Population data can provide quantitative benchmarks for certain preclinical states like precursor prevalence but this data alone cannot determine an exact optimal age to initialize screening (and RCTs with arms for every starting age in an at-risk population with long-term follow-up are not feasible). To address this, multistate Markov models have most commonly been used to microsimulate large cohorts of individuals *in silico* from birth through clinical states of carcinogenesis (boxes in Fig. 1D, for example) to quantify expected outcomes (i.e., natural history). Model rates are inferred by fitting to cancer incidence and mortality data (25), or fitting to screening trial data explicitly (26). Then with a calibrated model, screening processes are built into microsimulations to compare strategies based on beneficial outcomes from interventions and to quantify associated costs such as numbers of expected surveillance exams. For our specific health policy question of interest for determining the optimal screening age, simulation models have been used in numerous examples: U.S. Preventive Services Task Force recommendations for colorectal cancer screening in the United States by testing three starting ages (45, 50, or 55; ref. 27), American Cancer Society recommendations for colorectal cancer screening by testing three starting ages (40, 45, or 50; ref. 28), and recently for one-time colorectal cancer screening using single ages from 50 to 65 (29); for lung cancer screening in the United States by testing four scenarios of initial age (45, 50, 55, or 60; ref. 30); and for Barrett's esophagus screening to reduce esophageal adenocarcinoma by testing three starting ages (50, 60, or 70; ref. 19).

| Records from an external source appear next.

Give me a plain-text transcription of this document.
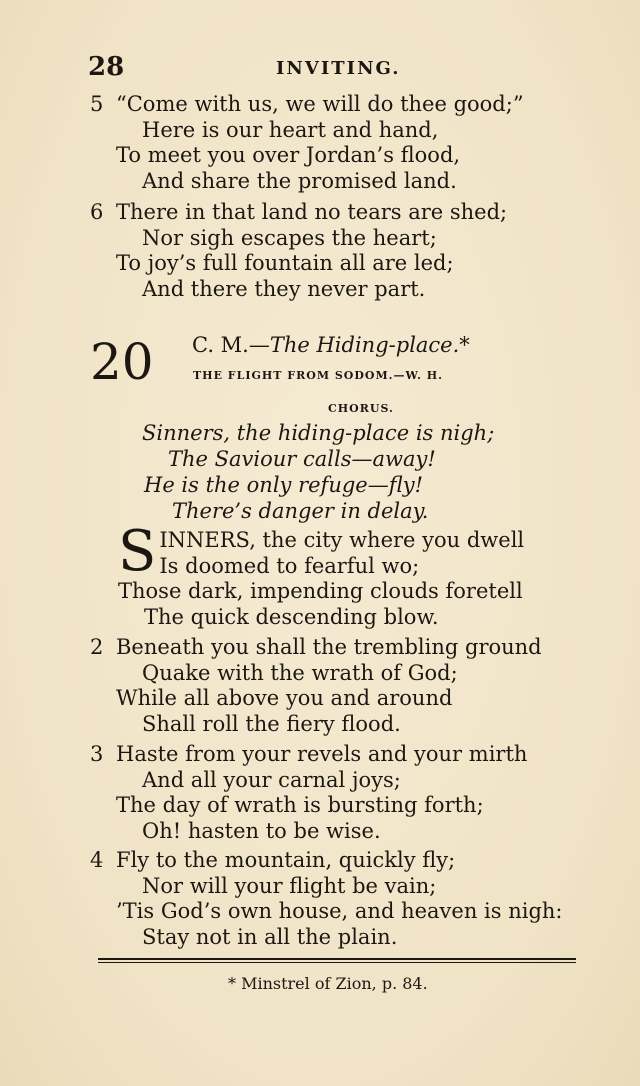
28	INVITING.
5 “Come with us, we will do thee good;”
Here is our heart and hand,
To meet you over Jordan’s flood,
And share the promised land.
6 There in that land no tears are shed;
Nor sigh escapes the heart;
To joy’s full fountain all are led;
And there they never part.
20 C. M.—The Hiding-place.*
THE FLIGHT FROM SODOM.—W. H.
CHORUS.
Sinners, the hiding-place is nigh;
The Saviour calls—away!
He is the only refuge—fly!
There’s danger in delay.
S INNERS, the city where you dwell
Is doomed to fearful wo;
Those dark, impending clouds foretell
The quick descending blow.
2 Beneath you shall the trembling ground
Quake with the wrath of God;
While all above you and around
Shall roll the fiery flood.
3 Haste from your revels and your mirth
And all your carnal joys;
The day of wrath is bursting forth;
Oh! hasten to be wise.
4 Fly to the mountain, quickly fly;
Nor will your flight be vain;
’Tis God’s own house, and heaven is nigh:
Stay not in all the plain.
* Minstrel of Zion, p. 84.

While simulation models have assessed particular screening ages, they can only identify cost-effective strategies among those finite number tested and results are often sensitive to numerous inputs and assumptions. Alternatively, mathematical models can search for a global optimum given an objective (utility) function (see refs. 31–33 for methodologies using discrete clinical states). We extend this type of approach to biomathematical models that include temporal dynamics of cancer evolution detailed above, which simultaneously reproduce cancer incidence patterns. Thus far, these types of stochastic models have been used in simulation studies on screening (18, 21, 34) but not in an optimization algorithm that does not require simulation. Here we formulate the novel combination of an evolutionary-based, analytical approach to be used for optimizing timing for early cancer precursor detection.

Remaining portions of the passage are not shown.